An adjective is a word used to describe, or modify, noun or a pronoun. Adjectives usually answer questions like which one, what kind, or how many:
that hilarious book
the red one
several heavy books
In English adjectives usually precede nouns or pronouns. However, in sentences with linking verbs, such as the to be verbs or the “sense” verbs, adjectives can follow the verb
Dave Barry’s books are hilarious; they seem so random.
One good adjective can be invaluable in producing the image or tone you want. You may also “stack” adjectives–as long as you don’t stack them too high. In general, if you think you need more than three adjectives, you may really just need a better noun. For instance, instead of saying the unkempt, dilapidated, dirty little house, consider just saying the hovel. (It’s not true that he who uses the most adjectives wins; it’s he who uses the most suitable adjectives.)
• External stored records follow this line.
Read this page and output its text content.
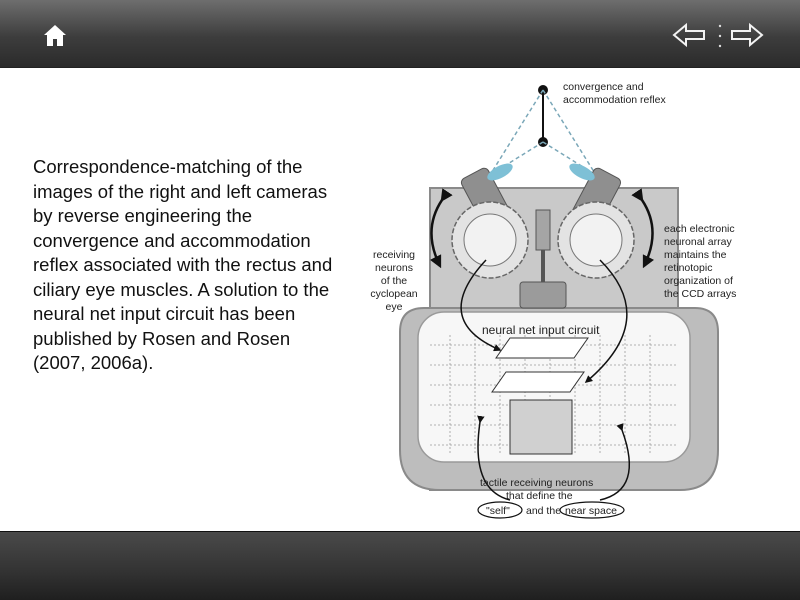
Correspondence-matching of the images of the right and left cameras by reverse engineering the convergence and accommodation reflex associated with the rectus and ciliary eye muscles. A solution to the neural net input circuit has been published by Rosen and Rosen (2007, 2006a).

convergence and
accommodation reflex
receiving
neurons
of the
cyclopean
eye
each electronic
neuronal array
maintains the
retinotopic
organization of
the CCD arrays
neural net input circuit
tactile receiving neurons
that define the
"self" and the near space
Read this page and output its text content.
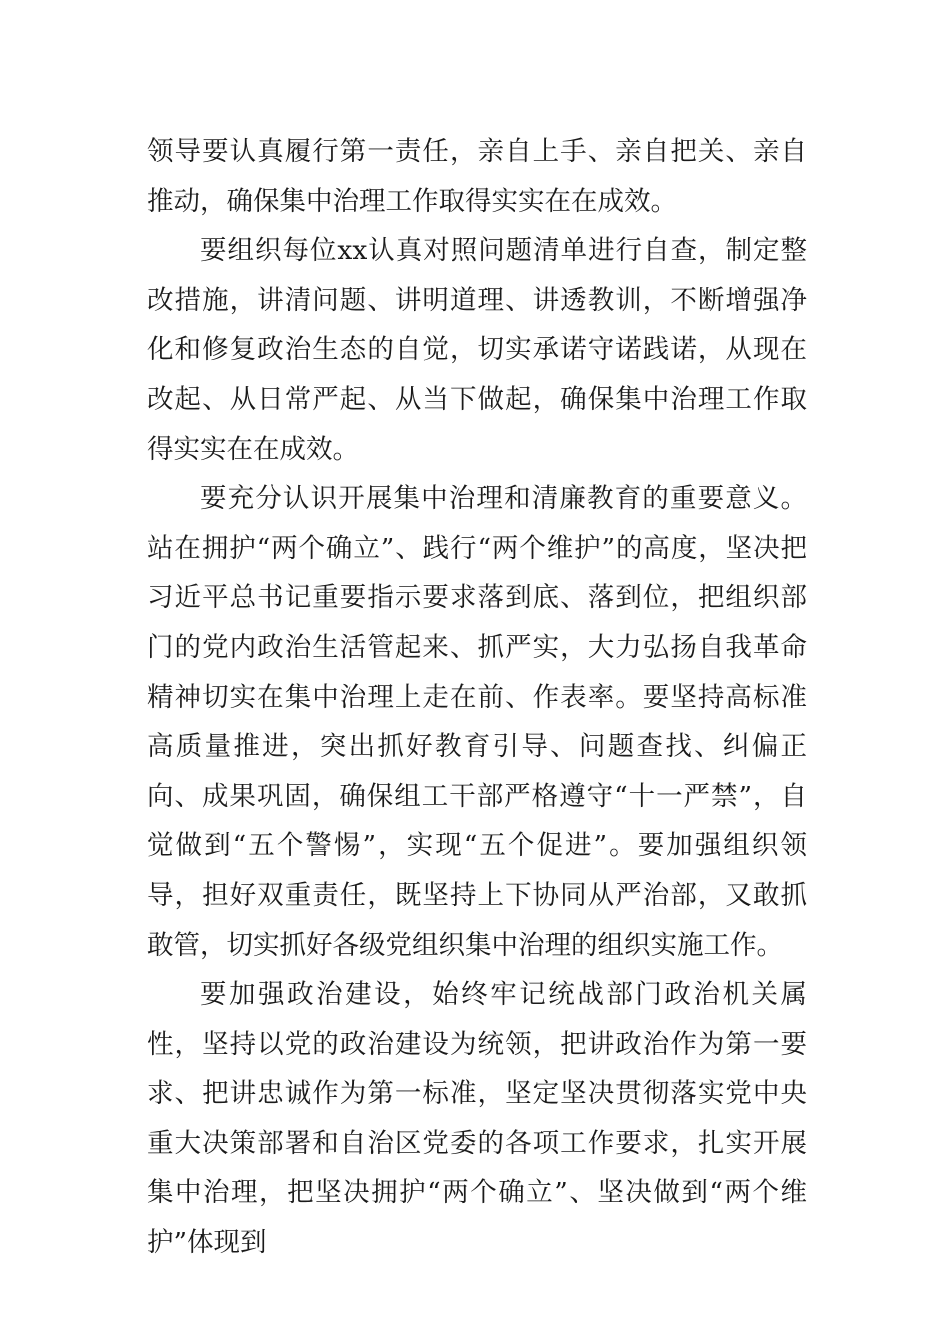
领导要认真履行第一责任，亲自上手、亲自把关、亲自推动，确保集中治理工作取得实实在在成效。

要组织每位xx认真对照问题清单进行自查，制定整改措施，讲清问题、讲明道理、讲透教训，不断增强净化和修复政治生态的自觉，切实承诺守诺践诺，从现在改起、从日常严起、从当下做起，确保集中治理工作取得实实在在成效。

要充分认识开展集中治理和清廉教育的重要意义。站在拥护“两个确立”、践行“两个维护”的高度，坚决把习近平总书记重要指示要求落到底、落到位，把组织部门的党内政治生活管起来、抓严实，大力弘扬自我革命精神切实在集中治理上走在前、作表率。要坚持高标准高质量推进，突出抓好教育引导、问题查找、纠偏正向、成果巩固，确保组工干部严格遵守“十一严禁”，自觉做到“五个警惕”，实现“五个促进”。要加强组织领导，担好双重责任，既坚持上下协同从严治部，又敢抓敢管，切实抓好各级党组织集中治理的组织实施工作。

要加强政治建设，始终牢记统战部门政治机关属性，坚持以党的政治建设为统领，把讲政治作为第一要求、把讲忠诚作为第一标准，坚定坚决贯彻落实党中央重大决策部署和自治区党委的各项工作要求，扎实开展集中治理，把坚决拥护“两个确立”、坚决做到“两个维护”体现到
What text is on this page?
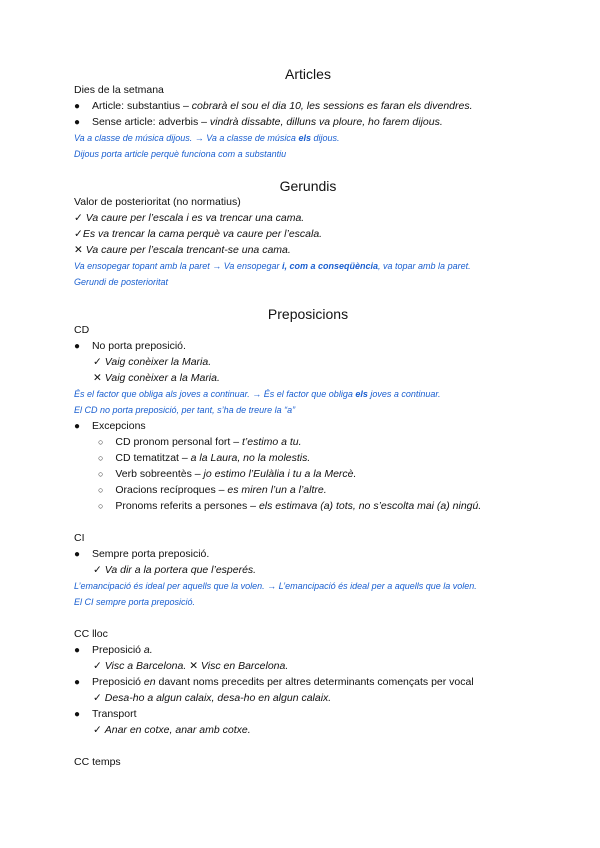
Articles
Dies de la setmana
● Article: substantius – cobrarà el sou el dia 10, les sessions es faran els divendres.
● Sense article: adverbis – vindrà dissabte, dilluns va ploure, ho farem dijous.
Va a classe de música dijous. → Va a classe de música els dijous.
Dijous porta article perquè funciona com a substantiu
Gerundis
Valor de posterioritat (no normatius)
✓ Va caure per l’escala i es va trencar una cama.
✓Es va trencar la cama perquè va caure per l’escala.
✕ Va caure per l’escala trencant-se una cama.
Va ensopegar topant amb la paret → Va ensopegar i, com a conseqüència, va topar amb la paret.
Gerundi de posterioritat
Preposicions
CD
● No porta preposició.
✓ Vaig conèixer la Maria.
✕ Vaig conèixer a la Maria.
És el factor que obliga als joves a continuar. → És el factor que obliga els joves a continuar.
El CD no porta preposició, per tant, s’ha de treure la “a”
● Excepcions
○ CD pronom personal fort – t’estimo a tu.
○ CD tematitzat – a la Laura, no la molestis.
○ Verb sobreentès – jo estimo l’Eulàlia i tu a la Mercè.
○ Oracions recíproques – es miren l’un a l’altre.
○ Pronoms referits a persones – els estimava (a) tots, no s’escolta mai (a) ningú.
CI
● Sempre porta preposició.
✓ Va dir a la portera que l’esperés.
L’emancipació és ideal per aquells que la volen. → L’emancipació és ideal per a aquells que la volen.
El CI sempre porta preposició.
CC lloc
● Preposició a.
✓ Visc a Barcelona. ✕ Visc en Barcelona.
● Preposició en davant noms precedits per altres determinants començats per vocal
✓ Desa-ho a algun calaix, desa-ho en algun calaix.
● Transport
✓ Anar en cotxe, anar amb cotxe.
CC temps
Descriptive adjectives (steamy, stormy) call up images, tones, and feelings. Steamy weather is different from stormy weather. Steamy and stormy conjure different pictures, feelings, and associations.
Many descriptive adjectives come from verbs. The verb had broken, without the helper had, is an adjective: a broken keyboard. Likewise, the -ing verb form, such as is running, used without its helper is, can be an adjective: running shoes. (For more on -ed and -ing forms, see the TIP SheetS “Verbs” and “Consistent Verb Tense.”)
Nouns can be used as adjectives, too. For instance, the noun student can be made to modify, or describe, the noun bookstore: the student bookstore. Nouns often combine to produce compound adjectives that modify a noun as a unit, usually joined by hyphens when they precede the noun. When they follow the noun, the hyphens are omitted:
He was an 18-year-old boy, but the girl was only 16 years old.
Other compound adjectives do not use hyphens in any case. In income tax forms, income tax is a compound adjective that does not require a hyphen.
The, an, and a, called articles, are adjectives that answer the question which one? The modifies a noun or pronoun by limiting its reference to a particular or known thing, either singular or plural. A expands the reference to a single non-specific or previously unknown thing. An is similar to a, but is used when the word following it begins with a vowel sound:
the books on the table
a book from an online store, the one we ordered last week
See the TIP sheet “Articles” for more information.
Demonstrative adjectives answer the question which one(s)? They are the only adjectives that have both a singular and plural form–this and that are singular; these and those are plural. Demonstrative adjectives point to particular or previously named things. This and these indicate things nearby (in time or space), while that and those suggest distance (in time or space):
This novel is the worst I’ve ever read; these biographies are much better.
Tell me more about that author; why does she write about those events?
Possessive adjectives answer the question whose? They include my, our, your, his, her, its, and their:
our joke book
its well-worn pages
Indefinite adjectives include some, many, any, few, several, and all:
Note that these words can also be used as pronouns: Some were in bad taste; few could carpool. For more, see the TIP Sheets “Pronouns” and “Pronoun Reference.”
Which and what are adjectives when they modify nouns or pronouns:
Which joke did you like better, and what reason can you give for your preference?
Like indefinite adjectives, the questioning (or interrogative) adjectives can also function as pronouns; see the TIP Sheets “Pronouns” and “Pronoun Reference.”
Adjective order and punctuation
Some stacks of adjectives can be rearranged freely without changing the meaning. They are coordinate adjectives, and they are equal and separate in the way they modify a noun. For example, we can freely rearrange a dull, dark, and depressing day: a depressing, dark, dull day. Separate two or more coordinate adjectives with commas (note that no comma goes immediately before the noun).
Other adjective groups cannot be freely rearranged. These cumulative adjectives are not separated by commas. Rich chocolate layer cake cannot be changed to layer chocolate rich cake. For more on identifying and punctuating coordinate and cumulative adjectives, see the TIP Sheet “Commas.”
If you were born to English, you may not realize that there are rules for placing adjective groups in order. For example, the determiner (a, an, the) comes first, then size words, then color, then purpose:
a large, purple sleeping bag
You can’t freely rearrange these adjectives and say, for example, sleeping, purple, a large bag without awkwardness, absurdity, or loss of meaning, The rule is that a stack of adjectives generally occurs in the following order: opinion (useful, lovely, ugly), size (big, small), age (young, old), shape (square, squiggly), color (cobalt, yellow), origin (Canadian, solar), material (granite, wool), and purpose (shopping, running).